Nonlinear fractional elliptic problem with singular term at the boundary

TL;DR

This paper investigates the existence and non-existence of solutions for a nonlinear fractional elliptic boundary value problem with a boundary singular term, depending on parameters s and q.

Contribution

It provides new results on the conditions for existence and non-existence of solutions to a fractional elliptic problem with boundary singularities, extending previous work.

Findings

Existence of solutions for certain ranges of q and s.

Non-existence results when parameters fall outside these ranges.
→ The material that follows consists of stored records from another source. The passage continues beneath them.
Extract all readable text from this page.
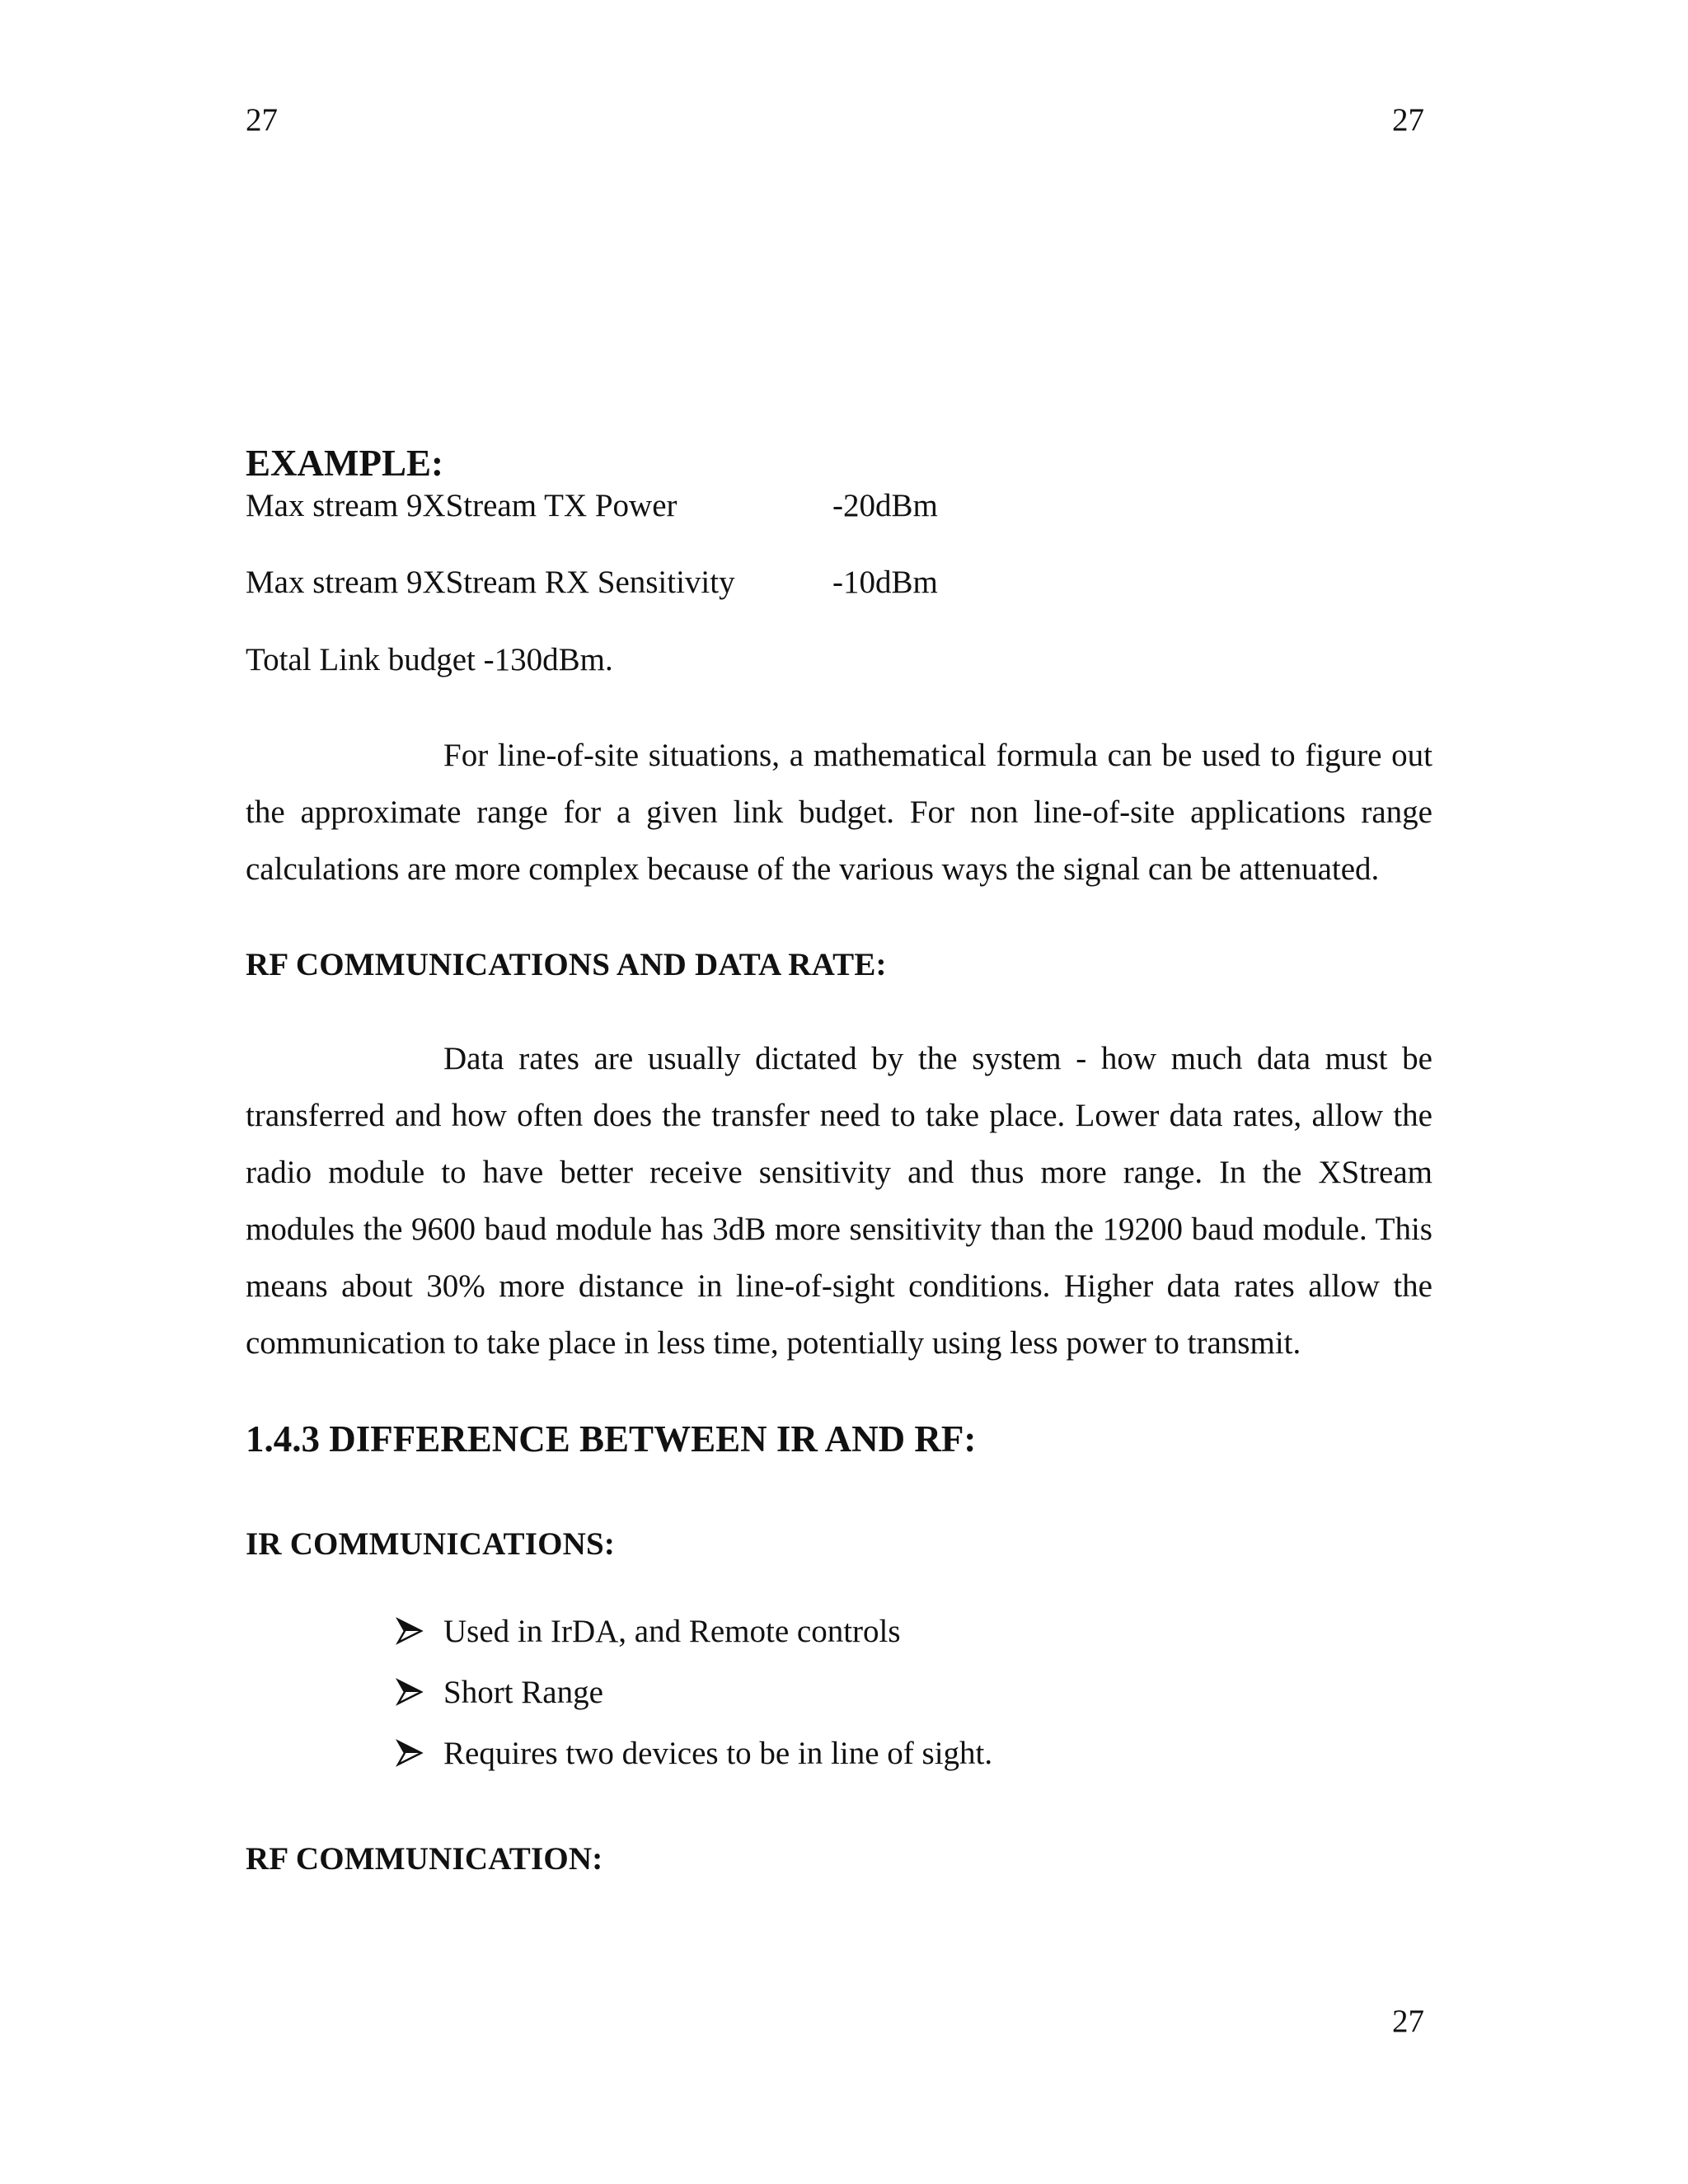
27	27
EXAMPLE:
Max stream 9XStream TX Power	-20dBm
Max stream 9XStream RX Sensitivity	-10dBm
Total Link budget -130dBm.

For line-of-site situations, a mathematical formula can be used to figure out the approximate range for a given link budget. For non line-of-site applications range calculations are more complex because of the various ways the signal can be attenuated.

RF COMMUNICATIONS AND DATA RATE:

Data rates are usually dictated by the system - how much data must be transferred and how often does the transfer need to take place. Lower data rates, allow the radio module to have better receive sensitivity and thus more range. In the XStream modules the 9600 baud module has 3dB more sensitivity than the 19200 baud module. This means about 30% more distance in line-of-sight conditions. Higher data rates allow the communication to take place in less time, potentially using less power to transmit.

1.4.3 DIFFERENCE BETWEEN IR AND RF:
IR COMMUNICATIONS:
Used in IrDA, and Remote controls
Short Range
Requires two devices to be in line of sight.
RF COMMUNICATION:
27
Characterization of solution behavior near the boundary.

Abstract

Let $\Omega\subset \mathbb{R}^N$ be a bounded regular domain, $0<s<1$ and $N>2s$. We consider $$ (P)\left\{ \begin{array}{rcll} (-\Delta)^s u &= & \frac{u^{q}}{d^{2s}} & \text{ in }\Omega , \\ u &> & 0 & \text{in }\Omega , \\ u & = & 0 & \text{ in }\mathbb{R}^N\setminus\Omega ,% \end{array}% \right. $$ where $0<q\le 2^*_s-1$, $0<s<1$ and $d(x) = dist(x,\partial\Omega)$. {The main goal } of this paper is to analyze existence and non existence of solution to problem $(P)$ according to the value of $s$ and $q$.